Nearly a decade before his masterpiece “Guernica,” Pablo Picasso choose to represent the horror of the crucifixion with an equally powerful pictorial style.
Indeed, among the works considered as landmarks for Picasso’s evolution of Surrealism style lies the religious-themed “Crucifixion.” Picasso completed many preparatory drawings for this painting during the end of the 1920s and completed its final version in 1930. Many critics consider the emotional representation of suffering shown in this painting as an anticipation of “Guernica” in 1937.

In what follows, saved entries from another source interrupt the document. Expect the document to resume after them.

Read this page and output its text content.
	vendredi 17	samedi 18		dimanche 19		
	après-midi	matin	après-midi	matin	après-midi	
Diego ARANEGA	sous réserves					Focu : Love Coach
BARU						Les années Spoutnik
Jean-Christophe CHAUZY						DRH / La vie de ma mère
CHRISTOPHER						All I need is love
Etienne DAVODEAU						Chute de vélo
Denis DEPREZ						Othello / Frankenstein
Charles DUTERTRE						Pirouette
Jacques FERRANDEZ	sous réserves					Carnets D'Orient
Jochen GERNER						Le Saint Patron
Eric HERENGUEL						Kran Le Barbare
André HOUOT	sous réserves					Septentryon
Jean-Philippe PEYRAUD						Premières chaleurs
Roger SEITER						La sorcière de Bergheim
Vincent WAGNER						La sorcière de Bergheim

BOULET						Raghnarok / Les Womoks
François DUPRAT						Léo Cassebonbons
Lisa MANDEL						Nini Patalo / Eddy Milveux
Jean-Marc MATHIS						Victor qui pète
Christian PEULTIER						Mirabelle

All of the standard subjects of Crucifixion are featured in this 20- by 26-inch oil on plywood composition, but it’s not easy to decipher the jigsaw assembled by the Cubist master. Jesus appears in all of his Guernica-like suffering at the center of the picture, surrounded by nearly indistinguishable figures made of bright colors and dramatic brushstrokes. The two larger figures represent the Virgin Mary and Mary Magdalene, while the smaller disjointed bodies belong to the thieves crucified with Jesus. The much smaller human-shaped silhouettes, one positioned on the ladder and one on the left of the Cross, represent a man nailing Christ’s hands on the cross and the centurion poking Christ’s body with his lance.

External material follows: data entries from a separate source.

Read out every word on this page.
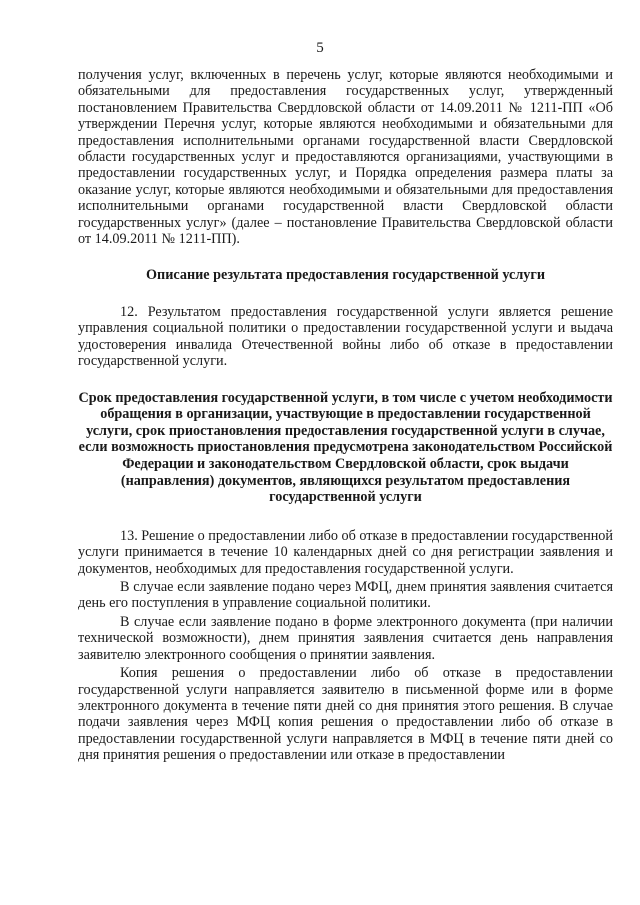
5

получения услуг, включенных в перечень услуг, которые являются необходимыми и обязательными для предоставления государственных услуг, утвержденный постановлением Правительства Свердловской области от 14.09.2011 № 1211-ПП «Об утверждении Перечня услуг, которые являются необходимыми и обязательными для предоставления исполнительными органами государственной власти Свердловской области государственных услуг и предоставляются организациями, участвующими в предоставлении государственных услуг, и Порядка определения размера платы за оказание услуг, которые являются необходимыми и обязательными для предоставления исполнительными органами государственной власти Свердловской области государственных услуг» (далее – постановление Правительства Свердловской области от 14.09.2011 № 1211-ПП).

Описание результата предоставления государственной услуги

12. Результатом предоставления государственной услуги является решение управления социальной политики о предоставлении государственной услуги и выдача удостоверения инвалида Отечественной войны либо об отказе в предоставлении государственной услуги.

Срок предоставления государственной услуги, в том числе с учетом необходимости обращения в организации, участвующие в предоставлении государственной услуги, срок приостановления предоставления государственной услуги в случае, если возможность приостановления предусмотрена законодательством Российской Федерации и законодательством Свердловской области, срок выдачи (направления) документов, являющихся результатом предоставления государственной услуги

13. Решение о предоставлении либо об отказе в предоставлении государственной услуги принимается в течение 10 календарных дней со дня регистрации заявления и документов, необходимых для предоставления государственной услуги.

В случае если заявление подано через МФЦ, днем принятия заявления считается день его поступления в управление социальной политики.

В случае если заявление подано в форме электронного документа (при наличии технической возможности), днем принятия заявления считается день направления заявителю электронного сообщения о принятии заявления.

Копия решения о предоставлении либо об отказе в предоставлении государственной услуги направляется заявителю в письменной форме или в форме электронного документа в течение пяти дней со дня принятия этого решения. В случае подачи заявления через МФЦ копия решения о предоставлении либо об отказе в предоставлении государственной услуги направляется в МФЦ в течение пяти дней со дня принятия решения о предоставлении или отказе в предоставлении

The sharp contrast between Picasso’s famous shades of blue and bright oranges, yellows and gold stand as a pictorial testament of the strong emotions evoked in the artist when considering the suffering of Christ. By painting Christ in a different color than his surroundings, Picasso wanted to stress the presence of “life in death” and the miracle of transformation through suffering. The father of Cubism was known for creating disjointed subjects based more on his own perception than actual reality, but in this case some of the subjects such as the Virgin and Mary Magdalene seem to have been disjointed by their own agony.
Some 89 years after its creation, “Crucifixion” still stands as a powerful visual account of the inhumane suffering borne by Jesus during the crucifixion. Perhaps because of his emotional involvement in the piece, Picasso never sold this painting to private collectors. It has been featured in the most important exhibitions dedicated to the Spanish artists including “Picasso: Fifty Years of His Art” at the New York Museum of Modern Art in 1946. The painting is now part of the permanent collection of the Musée Picasso in Paris, France.